Beres Owusu

Personal information
- Date of birth: 19 September 2003 (age 22)
- Place of birth: Paris, France
- Height: 1.85 m (6 ft 1 in)
- Position: Centre-back

Team information
- Current team: Grazer AK (on loan from Saint-Étienne)
- Number: 82

Youth career
- 0000–2020: AAS Sarcelles
- 2020–2022: Saint-Étienne

Senior career*
- Years: Team / Apps / (Gls)
- 2021–: Saint-Étienne B / 46 / (1)
- 2024–: Saint-Étienne / 1 / (0)
- 2024–2025: → Quevilly-Rouen (loan) / 25 / (0)
- 2025–: → Grazer AK (loan) / 30 / (1)

= Beres Owusu =

French footballer (born 2003)

Beres Owusu (born 19 September 2003) is a French professional footballer who plays as a centre-back for Austrian Bundesliga club Grazer AK, on loan from club Saint-Étienne.

== Career ==
Owusu joined the academy of Saint-Étienne from AAS Sarcelles in 2020. He signed his first professional contract on 22 December 2022, a deal lasting until 2025. On 17 August 2024, Owusu made his professional debut for Saint-Étienne in a 1–0 defeat away to Monaco on the first matchday of the 2024–25 Ligue 1 season, playing the full 90 minutes.

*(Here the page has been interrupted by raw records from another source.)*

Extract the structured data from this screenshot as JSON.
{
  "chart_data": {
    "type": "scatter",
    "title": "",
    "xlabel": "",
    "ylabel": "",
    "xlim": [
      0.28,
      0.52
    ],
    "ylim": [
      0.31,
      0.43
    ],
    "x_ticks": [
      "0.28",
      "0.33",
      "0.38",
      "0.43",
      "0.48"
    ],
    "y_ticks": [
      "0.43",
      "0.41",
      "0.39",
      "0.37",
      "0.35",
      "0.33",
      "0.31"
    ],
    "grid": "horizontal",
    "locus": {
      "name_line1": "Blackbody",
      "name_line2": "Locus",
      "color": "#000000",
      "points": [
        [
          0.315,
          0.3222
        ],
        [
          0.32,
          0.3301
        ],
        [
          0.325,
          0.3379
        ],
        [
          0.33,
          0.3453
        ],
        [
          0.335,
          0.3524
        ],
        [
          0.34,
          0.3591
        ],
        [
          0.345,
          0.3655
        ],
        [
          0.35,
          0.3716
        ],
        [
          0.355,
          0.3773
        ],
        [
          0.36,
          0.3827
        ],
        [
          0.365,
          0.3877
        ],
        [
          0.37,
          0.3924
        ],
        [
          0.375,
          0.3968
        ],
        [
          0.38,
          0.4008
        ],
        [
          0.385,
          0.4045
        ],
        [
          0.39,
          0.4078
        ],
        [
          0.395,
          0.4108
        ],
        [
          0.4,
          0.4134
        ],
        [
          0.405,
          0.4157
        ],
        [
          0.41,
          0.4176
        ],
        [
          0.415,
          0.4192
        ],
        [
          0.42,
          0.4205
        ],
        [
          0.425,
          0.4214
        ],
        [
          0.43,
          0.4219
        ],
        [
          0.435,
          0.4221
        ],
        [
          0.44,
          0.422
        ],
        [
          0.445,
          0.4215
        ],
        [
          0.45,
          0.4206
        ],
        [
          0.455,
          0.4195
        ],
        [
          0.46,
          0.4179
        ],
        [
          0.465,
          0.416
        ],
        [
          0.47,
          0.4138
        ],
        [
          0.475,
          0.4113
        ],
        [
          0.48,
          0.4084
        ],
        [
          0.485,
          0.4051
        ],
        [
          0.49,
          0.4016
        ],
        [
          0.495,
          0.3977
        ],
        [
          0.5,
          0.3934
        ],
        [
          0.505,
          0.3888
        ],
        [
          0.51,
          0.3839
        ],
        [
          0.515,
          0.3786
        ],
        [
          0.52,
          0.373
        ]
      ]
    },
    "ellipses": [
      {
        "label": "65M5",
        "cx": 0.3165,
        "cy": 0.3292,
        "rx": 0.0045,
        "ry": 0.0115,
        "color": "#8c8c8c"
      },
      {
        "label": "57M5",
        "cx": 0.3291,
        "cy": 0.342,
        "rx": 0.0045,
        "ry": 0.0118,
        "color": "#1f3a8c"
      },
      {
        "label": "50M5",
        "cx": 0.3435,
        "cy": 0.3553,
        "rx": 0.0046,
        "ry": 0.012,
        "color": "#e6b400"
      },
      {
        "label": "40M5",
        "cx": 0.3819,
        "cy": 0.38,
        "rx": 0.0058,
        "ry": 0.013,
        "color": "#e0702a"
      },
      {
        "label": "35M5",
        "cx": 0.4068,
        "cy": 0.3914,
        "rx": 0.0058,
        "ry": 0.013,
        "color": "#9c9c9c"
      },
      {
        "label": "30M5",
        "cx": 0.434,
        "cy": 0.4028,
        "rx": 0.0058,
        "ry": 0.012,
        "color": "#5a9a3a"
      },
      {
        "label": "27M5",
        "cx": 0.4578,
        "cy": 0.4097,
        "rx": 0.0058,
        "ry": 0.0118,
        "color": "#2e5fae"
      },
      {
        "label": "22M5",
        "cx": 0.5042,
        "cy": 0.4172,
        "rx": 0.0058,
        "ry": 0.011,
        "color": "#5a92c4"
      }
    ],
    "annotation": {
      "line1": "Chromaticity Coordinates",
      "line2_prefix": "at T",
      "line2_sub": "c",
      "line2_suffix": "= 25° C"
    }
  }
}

On 2 September 2024, he extended his contract with Saint-Étienne to 2027 and joined Championnat National club Quevilly-Rouen on a season-long loan. On 27 September 2024, he received the first red card of his professional career in a match against Le Mans.

On 6 August 2025, Owusu was loaned out to Austrian Bundesliga club Grazer AK.

== Personal life ==
Born in France, Owusu is of Ghanaian descent.